Studio executives and syndicators say networks' programming decisions are still largely based on what they think viewers will watch. “The networks' perspective is, 'Will this show get me ratings tonight?'” says a studio executive. “Occasionally, considerations of the back end will creep in, but network chiefs hate it when they have to pick up shows just because the back end is in question.”
Just because network chiefs hate that dynamic doesn't mean they don't deal with it. “There's usually a green-eyeshade accounting person in the room when these decisions are made,” says Chuck Larsen, president of October Moon Strategies. “Supposedly these decisions are made for creative reasons only, but the accountants often weigh-in.”
“We are always running revenue models on the back end when considering whether to produce additional seasons of shows,” says one syndicator. “Studio chiefs want to know if it makes sense to push networks to pick up a show, or if they should reduce a show's license fee to stay on the air another year. In some instances, the answers are yes; in others, no.”
CBS Entertainment President Nina Tassler believes her new get will attract an audience. “It's a blend of two genres,” she said of Medium during last week's upfront presentations in New York. “It's got a similar sensibility to Ghost Whisperer, but it's also got a crime-solving element.

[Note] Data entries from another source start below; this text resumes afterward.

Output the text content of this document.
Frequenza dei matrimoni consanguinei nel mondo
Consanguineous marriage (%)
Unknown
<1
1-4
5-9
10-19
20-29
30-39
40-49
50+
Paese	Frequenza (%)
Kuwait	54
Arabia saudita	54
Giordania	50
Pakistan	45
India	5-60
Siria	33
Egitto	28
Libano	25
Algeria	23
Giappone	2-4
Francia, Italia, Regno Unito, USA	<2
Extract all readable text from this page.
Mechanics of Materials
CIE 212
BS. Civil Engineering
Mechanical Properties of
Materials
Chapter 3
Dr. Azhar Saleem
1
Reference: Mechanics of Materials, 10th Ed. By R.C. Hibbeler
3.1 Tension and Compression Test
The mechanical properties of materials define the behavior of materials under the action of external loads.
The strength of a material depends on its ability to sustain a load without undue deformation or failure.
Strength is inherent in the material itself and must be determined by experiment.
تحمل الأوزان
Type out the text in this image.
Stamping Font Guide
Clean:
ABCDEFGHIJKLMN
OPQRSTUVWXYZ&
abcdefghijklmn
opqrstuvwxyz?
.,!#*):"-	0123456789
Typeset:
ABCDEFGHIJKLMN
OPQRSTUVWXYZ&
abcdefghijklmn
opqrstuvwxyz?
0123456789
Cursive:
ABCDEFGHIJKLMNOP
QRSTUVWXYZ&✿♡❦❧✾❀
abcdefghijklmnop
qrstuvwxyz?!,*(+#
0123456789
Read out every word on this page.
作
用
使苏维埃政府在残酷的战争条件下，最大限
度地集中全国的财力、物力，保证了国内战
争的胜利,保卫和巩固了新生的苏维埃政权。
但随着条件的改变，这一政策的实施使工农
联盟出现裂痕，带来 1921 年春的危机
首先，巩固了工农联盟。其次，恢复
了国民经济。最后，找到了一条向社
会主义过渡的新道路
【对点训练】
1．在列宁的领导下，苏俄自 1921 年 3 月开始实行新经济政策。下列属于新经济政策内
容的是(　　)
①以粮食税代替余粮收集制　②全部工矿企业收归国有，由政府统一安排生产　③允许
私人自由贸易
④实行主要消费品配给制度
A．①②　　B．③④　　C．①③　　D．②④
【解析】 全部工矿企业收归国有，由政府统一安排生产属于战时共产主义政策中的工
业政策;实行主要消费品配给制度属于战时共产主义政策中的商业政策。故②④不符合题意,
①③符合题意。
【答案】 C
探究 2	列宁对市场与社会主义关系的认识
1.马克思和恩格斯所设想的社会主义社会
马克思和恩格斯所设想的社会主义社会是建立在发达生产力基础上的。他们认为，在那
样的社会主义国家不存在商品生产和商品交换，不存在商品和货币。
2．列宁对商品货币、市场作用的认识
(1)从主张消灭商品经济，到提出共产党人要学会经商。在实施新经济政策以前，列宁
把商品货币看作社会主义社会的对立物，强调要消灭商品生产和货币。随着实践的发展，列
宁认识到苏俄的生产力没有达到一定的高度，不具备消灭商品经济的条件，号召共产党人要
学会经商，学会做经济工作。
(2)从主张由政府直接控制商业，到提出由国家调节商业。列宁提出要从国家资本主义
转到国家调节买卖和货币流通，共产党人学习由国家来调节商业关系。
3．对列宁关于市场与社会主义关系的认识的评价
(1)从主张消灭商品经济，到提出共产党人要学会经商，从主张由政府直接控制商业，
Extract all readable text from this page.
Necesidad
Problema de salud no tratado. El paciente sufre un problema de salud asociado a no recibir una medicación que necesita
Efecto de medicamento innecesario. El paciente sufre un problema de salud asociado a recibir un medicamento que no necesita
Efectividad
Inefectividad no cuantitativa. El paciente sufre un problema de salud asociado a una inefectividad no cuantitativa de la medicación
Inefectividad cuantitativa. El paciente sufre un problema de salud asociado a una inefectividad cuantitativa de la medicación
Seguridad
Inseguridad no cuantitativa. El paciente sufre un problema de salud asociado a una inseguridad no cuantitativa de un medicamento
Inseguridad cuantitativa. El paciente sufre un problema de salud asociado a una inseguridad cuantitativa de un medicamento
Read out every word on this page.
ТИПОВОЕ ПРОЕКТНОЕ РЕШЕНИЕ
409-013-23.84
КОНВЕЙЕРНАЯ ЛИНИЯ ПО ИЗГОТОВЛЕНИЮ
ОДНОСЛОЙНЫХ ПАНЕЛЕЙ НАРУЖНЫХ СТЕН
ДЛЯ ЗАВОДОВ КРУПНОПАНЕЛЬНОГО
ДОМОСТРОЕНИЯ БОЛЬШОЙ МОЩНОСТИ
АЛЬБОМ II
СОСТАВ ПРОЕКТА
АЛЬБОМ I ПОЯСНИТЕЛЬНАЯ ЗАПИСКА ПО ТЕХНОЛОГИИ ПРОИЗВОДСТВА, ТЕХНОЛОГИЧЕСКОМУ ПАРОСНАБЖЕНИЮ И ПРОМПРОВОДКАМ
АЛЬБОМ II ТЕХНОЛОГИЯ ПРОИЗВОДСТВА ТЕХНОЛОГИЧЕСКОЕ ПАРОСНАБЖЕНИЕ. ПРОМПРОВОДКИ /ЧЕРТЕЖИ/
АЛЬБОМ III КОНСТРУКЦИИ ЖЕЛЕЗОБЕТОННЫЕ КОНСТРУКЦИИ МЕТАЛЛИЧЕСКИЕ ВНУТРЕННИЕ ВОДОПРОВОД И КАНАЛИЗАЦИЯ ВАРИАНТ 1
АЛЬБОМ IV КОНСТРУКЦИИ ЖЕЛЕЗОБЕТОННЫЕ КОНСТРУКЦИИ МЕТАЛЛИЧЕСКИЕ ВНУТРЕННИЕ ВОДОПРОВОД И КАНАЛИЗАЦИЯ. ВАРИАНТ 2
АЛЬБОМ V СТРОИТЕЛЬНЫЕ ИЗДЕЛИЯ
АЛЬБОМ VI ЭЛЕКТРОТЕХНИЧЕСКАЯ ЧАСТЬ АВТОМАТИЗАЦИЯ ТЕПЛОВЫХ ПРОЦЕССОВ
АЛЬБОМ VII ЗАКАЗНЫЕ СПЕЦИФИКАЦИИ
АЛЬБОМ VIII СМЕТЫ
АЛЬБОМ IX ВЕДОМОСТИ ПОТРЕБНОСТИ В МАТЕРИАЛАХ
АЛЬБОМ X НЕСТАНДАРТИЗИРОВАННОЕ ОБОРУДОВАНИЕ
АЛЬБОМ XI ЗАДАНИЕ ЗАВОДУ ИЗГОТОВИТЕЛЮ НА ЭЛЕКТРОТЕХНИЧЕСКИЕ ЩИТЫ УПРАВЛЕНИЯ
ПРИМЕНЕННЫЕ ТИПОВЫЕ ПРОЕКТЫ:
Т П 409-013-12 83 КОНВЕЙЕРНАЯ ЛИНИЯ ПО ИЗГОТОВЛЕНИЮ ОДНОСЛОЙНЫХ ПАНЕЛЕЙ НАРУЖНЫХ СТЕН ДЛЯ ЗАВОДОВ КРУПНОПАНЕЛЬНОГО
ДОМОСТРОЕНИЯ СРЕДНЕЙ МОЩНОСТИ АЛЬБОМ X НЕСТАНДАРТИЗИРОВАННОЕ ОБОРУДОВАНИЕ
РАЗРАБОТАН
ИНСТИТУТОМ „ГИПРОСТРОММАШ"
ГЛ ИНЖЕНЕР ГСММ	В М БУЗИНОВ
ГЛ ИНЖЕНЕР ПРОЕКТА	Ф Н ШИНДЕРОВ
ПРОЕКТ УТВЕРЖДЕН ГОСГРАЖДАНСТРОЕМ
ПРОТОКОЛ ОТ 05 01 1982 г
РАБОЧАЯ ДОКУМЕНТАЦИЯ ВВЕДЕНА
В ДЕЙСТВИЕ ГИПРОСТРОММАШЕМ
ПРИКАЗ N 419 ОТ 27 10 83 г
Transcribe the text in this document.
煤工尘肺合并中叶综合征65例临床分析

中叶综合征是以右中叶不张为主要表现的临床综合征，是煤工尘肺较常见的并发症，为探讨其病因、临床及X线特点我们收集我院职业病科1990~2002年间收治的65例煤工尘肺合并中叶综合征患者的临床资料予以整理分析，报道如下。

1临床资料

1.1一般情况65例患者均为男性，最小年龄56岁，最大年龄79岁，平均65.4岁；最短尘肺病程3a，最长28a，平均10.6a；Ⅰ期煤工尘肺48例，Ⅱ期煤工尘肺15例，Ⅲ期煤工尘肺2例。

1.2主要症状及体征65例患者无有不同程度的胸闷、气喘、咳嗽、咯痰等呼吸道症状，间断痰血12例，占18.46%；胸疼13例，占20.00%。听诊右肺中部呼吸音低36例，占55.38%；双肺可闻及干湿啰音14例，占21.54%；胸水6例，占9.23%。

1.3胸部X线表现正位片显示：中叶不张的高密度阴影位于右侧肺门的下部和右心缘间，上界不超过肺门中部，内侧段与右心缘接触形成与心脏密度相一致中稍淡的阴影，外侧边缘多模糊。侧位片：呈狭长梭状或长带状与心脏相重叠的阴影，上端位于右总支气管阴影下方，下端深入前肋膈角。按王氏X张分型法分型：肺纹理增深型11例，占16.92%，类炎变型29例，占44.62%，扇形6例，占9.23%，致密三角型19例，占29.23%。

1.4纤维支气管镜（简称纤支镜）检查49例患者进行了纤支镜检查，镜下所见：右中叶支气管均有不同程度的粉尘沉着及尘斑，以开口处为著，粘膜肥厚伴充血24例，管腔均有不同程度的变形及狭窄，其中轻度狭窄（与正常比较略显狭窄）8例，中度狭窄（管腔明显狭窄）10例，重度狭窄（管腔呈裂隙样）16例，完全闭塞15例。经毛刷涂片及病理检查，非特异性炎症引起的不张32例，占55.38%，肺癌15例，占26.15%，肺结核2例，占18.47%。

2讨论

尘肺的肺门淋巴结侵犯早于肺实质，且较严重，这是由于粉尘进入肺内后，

If Ghost Whisperer and Numb3rs had an offspring, it would be Medium.”
Other upfront-week pickups and cancellations have plenty of ramifications for shows' syndication prospects. Two of 20th Century Fox's programs—The Unit and My Name Is Earl—were canceled last week. Both shows aired on competing networks—CBS and NBC, respectively—which may have hastened their departures. Neither network had a financial interest in seeing them continue.
It's that interest that fueled rumors of Fox perhaps picking up Earl. Those chances are now looking slim. Keeping Earl on in primetime would likely improve the show's syndication ratings, where it's premiering this fall on Fox-owned TV stations in key markets. It would also give TwentiethTelevision more episodes to offer to its station and cable clients, keeping the show fresher. Still, Earl is cleared in more than 90% of the country and will premiere this fall.
Twentieth was prepared for the possibility that The Unit might be canceled, and thus took it out for sale early. Right after the news broke that The Unit wouldn't be coming back, Twentieth announced that the action hour was cleared in 56% of the country.
Conversely, CBS' pickup of Warner Bros.' New Adventures of Old Christine means the show will make it to four seasons, and thus syndication. Warner Bros. had been sure the show would go forward because ABC had agreed to pick it up if CBS passed.
Finally, ABC's Scrubs is one long-running show whose ninth-season pickup seemed motivated by a back-end payoff, but wasn't. Scrubs' syndication deal expired after the show had aired on network TV for eight years, so its back end is now in decline. Still, Scrubs has long been profitable, it attracts young men, and it's a personal favorite of ABC chief Steve McPherson—so it's staying on ABC's schedule.